Returning home after the fifth grade I re-enrolled in both Sunday and Grammar School in the Sixth Grade. I came home from school on the first day and said, “Mama, Miss E is my teacher.” And I came home on Sunday and said, “Mama, Miss E is my Sunday School teacher.” Mama gave me one of those looks and said, “That’s too much Miss E.”

Let me tell you about this sixth grade woman. She was what they called a spinster or, as Clare Booth Luce puts it, “What nature abhors, an old maid., a frozen asset” She was stern, strict and hateful, both at Grammar and Sunday events. Miss E. was that “word that is not used in polite society outside of a kennel.”

She despised me from the moment I walked into her class. Oh, I was precocious to the max, probably obnoxious, actually. And I’m sure I gave her nothing but fits at all times. Her idea of punishment for misdeeds was to have you write something thousands of times. My something was always the phrase “be quiet”. And I probably wrote those two words 60,000 times that year.

Everything was regimented in her class right down to where you put your pencil on your desk. And she constantly checked to see that all objects were in their place. She had a grade book where she kept a constant record of every infraction of the rules. Your name was on the left side of the page and there was a box to the right for every day in the school year. She would sit at her desk and look up and down the aisles to see if you of some offense and if you had erred and strayed (like lost sheep) from her norm she would put a black dot by your name. But she would look over the rims of her glasses at you, put the tip of her pencil on her tongue and make certain that you saw she was putting the dot by your name. And that dot was a passport to hell fire.

My particular dot to hell fire came out at Christmas, normally a time of peace and love. Forget it in that young stable. It was the custom in those days for each child to draw a name for a person you would give a gift. These gifts were placed under the tree which stood just inside the door of the room all lit up and festooned for the season.

One day Miss E made the announcement that went like this: “If you have presents for someone other than the one whose name you drew, do NOT place those gifts under the tree. Leave them in the back of the room and distribute them privately.” I wasn’t there that day and did not hear the latest rule she had set down.

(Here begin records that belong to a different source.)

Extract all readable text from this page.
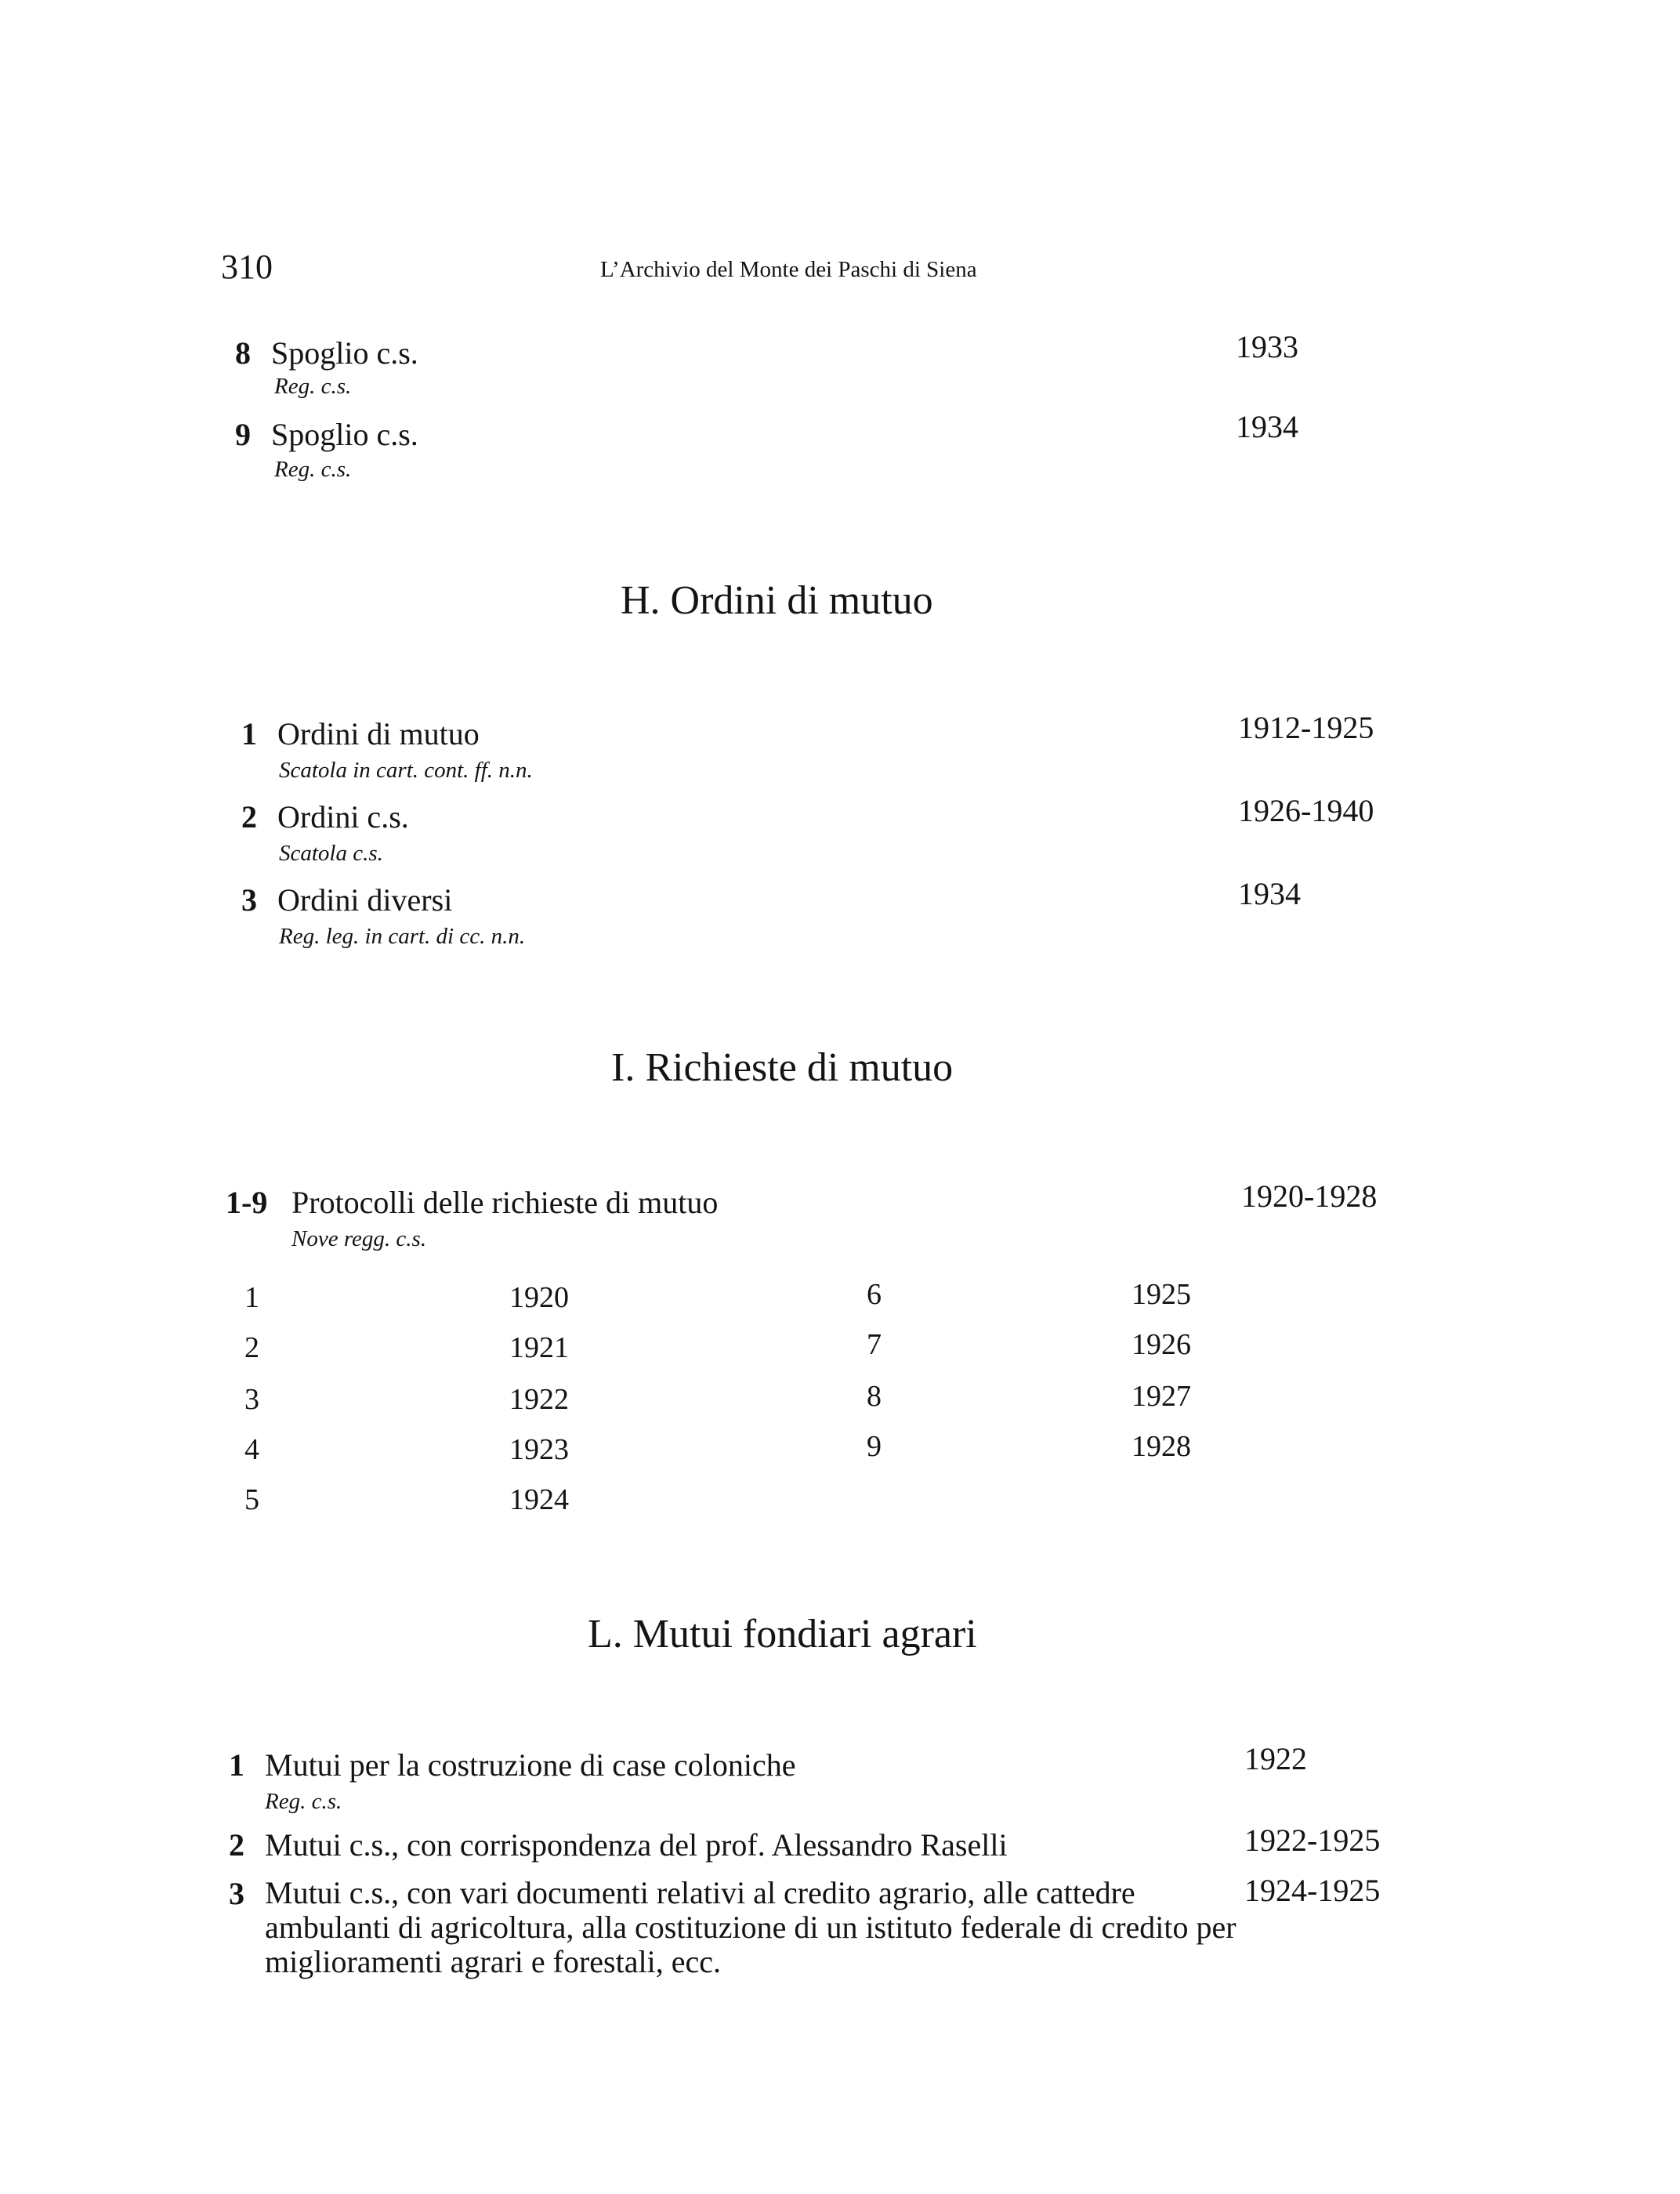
310	L’Archivio del Monte dei Paschi di Siena
8 Spoglio c.s.
Reg. c.s.
1933
9 Spoglio c.s.
Reg. c.s.
1934
H. Ordini di mutuo
1 Ordini di mutuo
Scatola in cart. cont. ff. n.n.
1912-1925
2 Ordini c.s.
Scatola c.s.
1926-1940
3 Ordini diversi
Reg. leg. in cart. di cc. n.n.
1934
I. Richieste di mutuo
1-9 Protocolli delle richieste di mutuo
Nove regg. c.s.
1920-1928
1	1920
2	1921
3	1922
4	1923
5	1924
6	1925
7	1926
8	1927
9	1928
L. Mutui fondiari agrari
1 Mutui per la costruzione di case coloniche
Reg. c.s.
1922
2 Mutui c.s., con corrispondenza del prof. Alessandro Raselli	1922-1925
3 Mutui c.s., con vari documenti relativi al credito agrario, alle cattedre ambulanti di agricoltura, alla costituzione di un istituto federale di credito per miglioramenti agrari e forestali, ecc.
1924-1925
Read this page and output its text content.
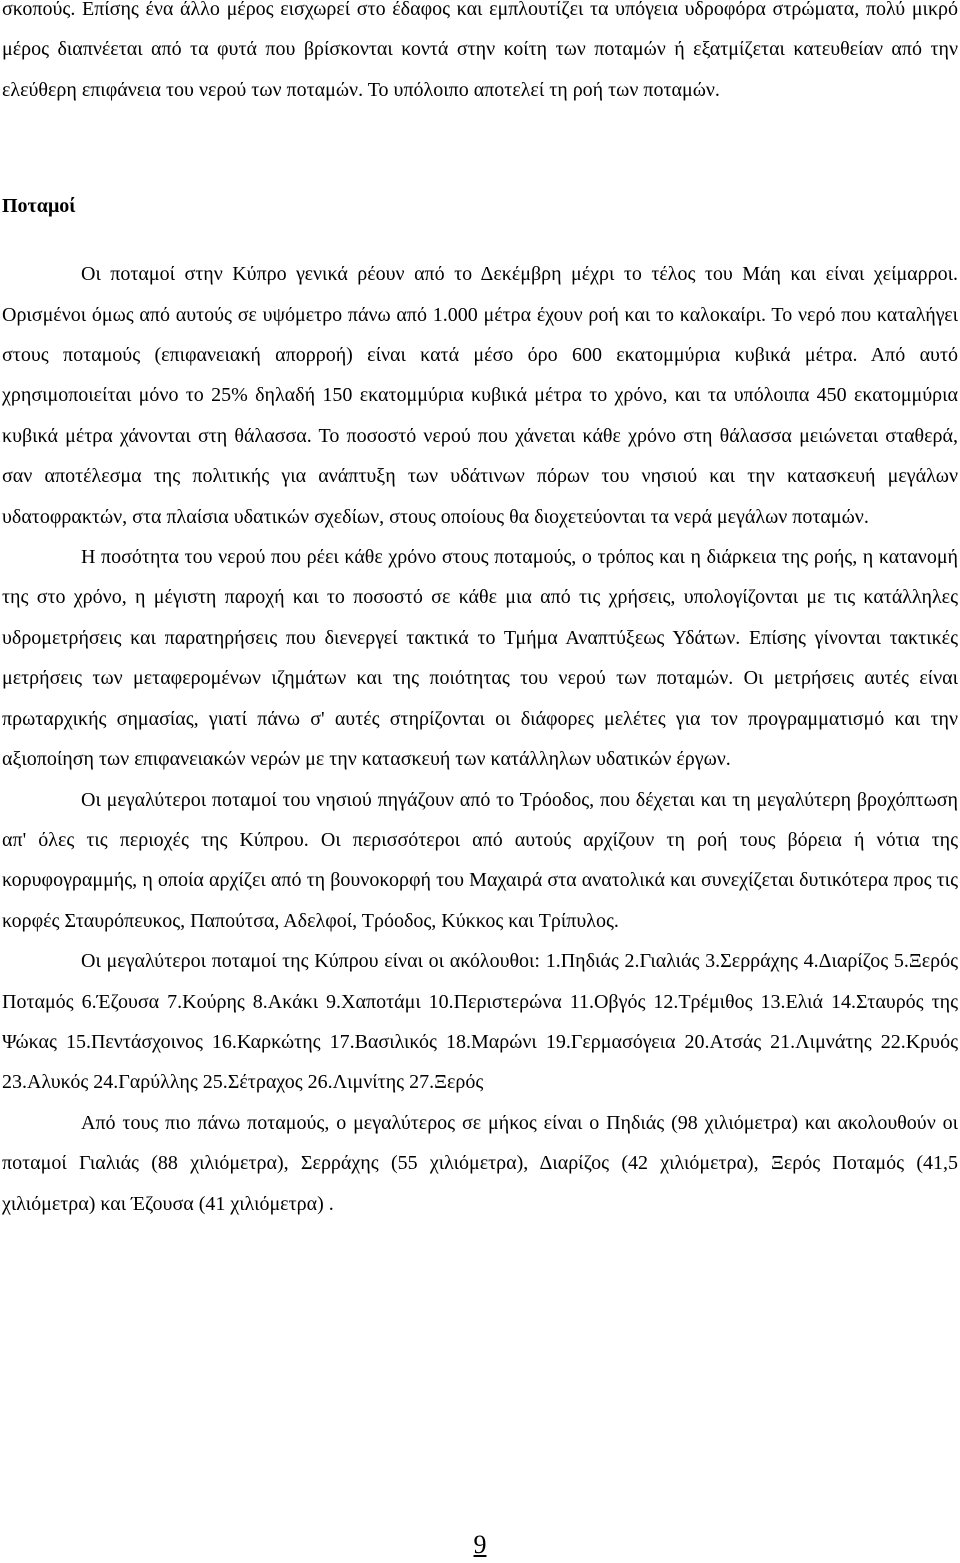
σκοπούς. Επίσης ένα άλλο μέρος εισχωρεί στο έδαφος και εμπλουτίζει τα υπόγεια υδροφόρα στρώματα, πολύ μικρό μέρος διαπνέεται από τα φυτά που βρίσκονται κοντά στην κοίτη των ποταμών ή εξατμίζεται κατευθείαν από την ελεύθερη επιφάνεια του νερού των ποταμών. Το υπόλοιπο αποτελεί τη ροή των ποταμών.

Ποταμοί

Οι ποταμοί στην Κύπρο γενικά ρέουν από το Δεκέμβρη μέχρι το τέλος του Μάη και είναι χείμαρροι. Ορισμένοι όμως από αυτούς σε υψόμετρο πάνω από 1.000 μέτρα έχουν ροή και το καλοκαίρι. Το νερό που καταλήγει στους ποταμούς (επιφανειακή απορροή) είναι κατά μέσο όρο 600 εκατομμύρια κυβικά μέτρα. Από αυτό χρησιμοποιείται μόνο το 25% δηλαδή 150 εκατομμύρια κυβικά μέτρα το χρόνο, και τα υπόλοιπα 450 εκατομμύρια κυβικά μέτρα χάνονται στη θάλασσα. Το ποσοστό νερού που χάνεται κάθε χρόνο στη θάλασσα μειώνεται σταθερά, σαν αποτέλεσμα της πολιτικής για ανάπτυξη των υδάτινων πόρων του νησιού και την κατασκευή μεγάλων υδατοφρακτών, στα πλαίσια υδατικών σχεδίων, στους οποίους θα διοχετεύονται τα νερά μεγάλων ποταμών.

Η ποσότητα του νερού που ρέει κάθε χρόνο στους ποταμούς, ο τρόπος και η διάρκεια της ροής, η κατανομή της στο χρόνο, η μέγιστη παροχή και το ποσοστό σε κάθε μια από τις χρήσεις, υπολογίζονται με τις κατάλληλες υδρομετρήσεις και παρατηρήσεις που διενεργεί τακτικά το Τμήμα Αναπτύξεως Υδάτων. Επίσης γίνονται τακτικές μετρήσεις των μεταφερομένων ιζημάτων και της ποιότητας του νερού των ποταμών. Οι μετρήσεις αυτές είναι πρωταρχικής σημασίας, γιατί πάνω σ' αυτές στηρίζονται οι διάφορες μελέτες για τον προγραμματισμό και την αξιοποίηση των επιφανειακών νερών με την κατασκευή των κατάλληλων υδατικών έργων.

Οι μεγαλύτεροι ποταμοί του νησιού πηγάζουν από το Τρόοδος, που δέχεται και τη μεγαλύτερη βροχόπτωση απ' όλες τις περιοχές της Κύπρου. Οι περισσότεροι από αυτούς αρχίζουν τη ροή τους βόρεια ή νότια της κορυφογραμμής, η οποία αρχίζει από τη βουνοκορφή του Μαχαιρά στα ανατολικά και συνεχίζεται δυτικότερα προς τις κορφές Σταυρόπευκος, Παπούτσα, Αδελφοί, Τρόοδος, Κύκκος και Τρίπυλος.

Οι μεγαλύτεροι ποταμοί της Κύπρου είναι οι ακόλουθοι: 1.Πηδιάς 2.Γιαλιάς 3.Σερράχης 4.Διαρίζος 5.Ξερός Ποταμός 6.Έζουσα 7.Κούρης 8.Ακάκι 9.Χαποτάμι 10.Περιστερώνα 11.Οβγός 12.Τρέμιθος 13.Ελιά 14.Σταυρός της Ψώκας 15.Πεντάσχοινος 16.Καρκώτης 17.Βασιλικός 18.Μαρώνι 19.Γερμασόγεια 20.Ατσάς 21.Λιμνάτης 22.Κρυός 23.Αλυκός 24.Γαρύλλης 25.Σέτραχος 26.Λιμνίτης 27.Ξερός

Από τους πιο πάνω ποταμούς, ο μεγαλύτερος σε μήκος είναι ο Πηδιάς (98 χιλιόμετρα) και ακολουθούν οι ποταμοί Γιαλιάς (88 χιλιόμετρα), Σερράχης (55 χιλιόμετρα), Διαρίζος (42 χιλιόμετρα), Ξερός Ποταμός (41,5 χιλιόμετρα) και Έζουσα (41 χιλιόμετρα) .

9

This also happened to be the year they introduced black Christmas wrapping paper sprinkled with glitter. Being a Queen in Training, I thought this was the hottest thing since the hula hoop and I wrapped all my friends’ presents with this trendy new stuff. And then I came to school the next morning, walked into the class and dropped all my gifts right under the tree where I was not suppose to. I was wildly proud of how they looked and very full of myself.

All morning Miss E quietly seethed with rage, a rage I was not aware of until morning recess when we all went out to the baseball park to play games. Arriving at the park she held me back and told me to sit in the bleachers. There she began to lecture me on what I had done wrong by putting those gifts under the tree. Who knew? This is what that woman said to an 11-year-old 6th grader: “Ricky, Jesus drove the money changers out of the temple and I’m going to drive you out of my classroom.” I’m not making this up, you know. She really said that to me.

I was dumbfounded and when I got home I told Mama what she had said to me. Mama dropped her Canasta cards and went straight to the school house and the principal’s office. I don’t know what happened, but Miss E was at least civil to me from then on. Well, sorta.

Years later when she was mowing some grass she cut off her big toe. I was delighted.

And years later my phone rang and someone said, "Miss E" is dead. All I could say was "Good".

It took me years to realize how hateful she had been to me. I have never forgotten nor forgiven. Miss E, I guess I’ll meet you in hell.

This story is true in every sense. Only the names have been shortened to protect the guilty.